Are you cynical?
This blog entry will not make a difference in your life. It's a waste of your time. Why click? At the very least you'll skim, utter an obligatory "mmmmm" and then move along to checking your Facebook status. You've got more important things to do than to allow one blog entry of billions to stop you in your tracks, rock your world, and provoke deep, genuine attitude change. Because you live your life absorbed in your smartphone, what you read makes absolutely no difference in the rest of your day. It's skimmed, read, and then relegated to the inconsequential because You. Are. Shallow. You're cynical. ...And so am I for thinking these things.
In his book A Praying Life, Paul Miller (reviewed here) has an excellent section about cyncism, saying that our culture loves to be detached, critical observers of anything of significance.
One dictionary defines cynicism like this: an attitude of scornful or jaded negativity, especially a general distrust of the integrity or professed motives of others. Sound familiar? Hit close to home?
I want to challenge you today - this day - to sit down for 10 minutes and ask yourself why you have become so cynical. Close your browser windows. Turn off the TV or music. Get quiet and get real. Our culture is suffocating under a tsunami of cynicism, and you are drowning in it. You just don't know it. You desperately need some quiet time to assess just how deeply your hopes and heart have been wounded.
Here are a few things that lead to cynicism:
Disappointment with others
Consistent frustration with systems and organizations
Inability to influence
Lack of control
Seemingly unjustified hardships, sufferings or tragedies
Harlem Shake videos
I can speak to cynicism because I am a recovering cynic. Back in 2005, I wrote a blog entry called A Sheep's Tale which documented my descent into cynicism and contained these words:
God had allowed life to happen to me. The beginnings of cynicism pitched a pup tent on the outskirts of my consciousness and planned a longer camping trip later.
In his bookA Long Obedience in the Same Direction(synopsis here) Eugene Peterson said:
The only cure for cynicism is to bring it out behind the scenes. It is a parasite on faith. The reason that many of us don’t ardently believe in the gospel is that we have never given it a rigorous testing, thrown our hard questions at it, faced it with our most prickly doubts.
How do you shut down cynicism? It sounds trite, but try trust. If cynicism is "an attitude of scornful or jaded negativity," then you must change your attitude. Your attitude changes only when your mind does. So changing your attitude is as simple/difficult as changing your mind. We change our mind by changing what we think about. Whatever you dwell upon is what you become. One possible translation of Proverbs 23.7 is "For as he thinks in his heart, so is he."
You just must trust. Trust or bust. You must refuse to remain in the sin of cynicism because it short circuits faith. When you are distrusting, negative and skeptical, it erodes the landscape of your heart and the simple beauty of "casting all your cares upon Him for He cares for you." (1 Peter 5.7)

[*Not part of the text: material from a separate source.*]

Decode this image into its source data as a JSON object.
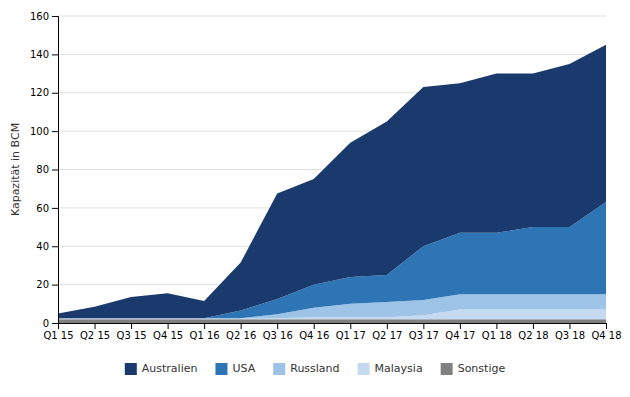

Another warning: cynicism loves company. You will be tempted to defend your cynicism by excuses like:
You don't know what he did to me.
You don't understand.
They have hurt me so deeply, I can't forgive.
I will never trust ______ again.
As you do so, you'll gather around you those who are willing to allow you to nurture your cynicism. It's because they are also trapped in this vicious, soul-destroying mindset. Look around you. If your "friends" and social circle is negative, complaining, condemning and haughty, you are definitely in the vise grip of cynicism. You've lost friends because, well, you're no fun to be around. Cynicism destroys relationships.
When you think that your opinion on whatever is what is reality, when you think that the content that comes from you and your circle of friends is better than the content that comes from other sources, you are cynical. Cynicism divides. It is a sin that makes schism.
A final warning: Don't discount the power of this entry to lead to lasting change. Don't close this page without reflection. Don't click too quick. Cynicism would have you discount what you've read and refuse to apply it and change. Don't allow it to rob you of any more life. It's time to reengage with relationships. To forgive. To renew. To allow the warm heat of God's love to melt your heart again.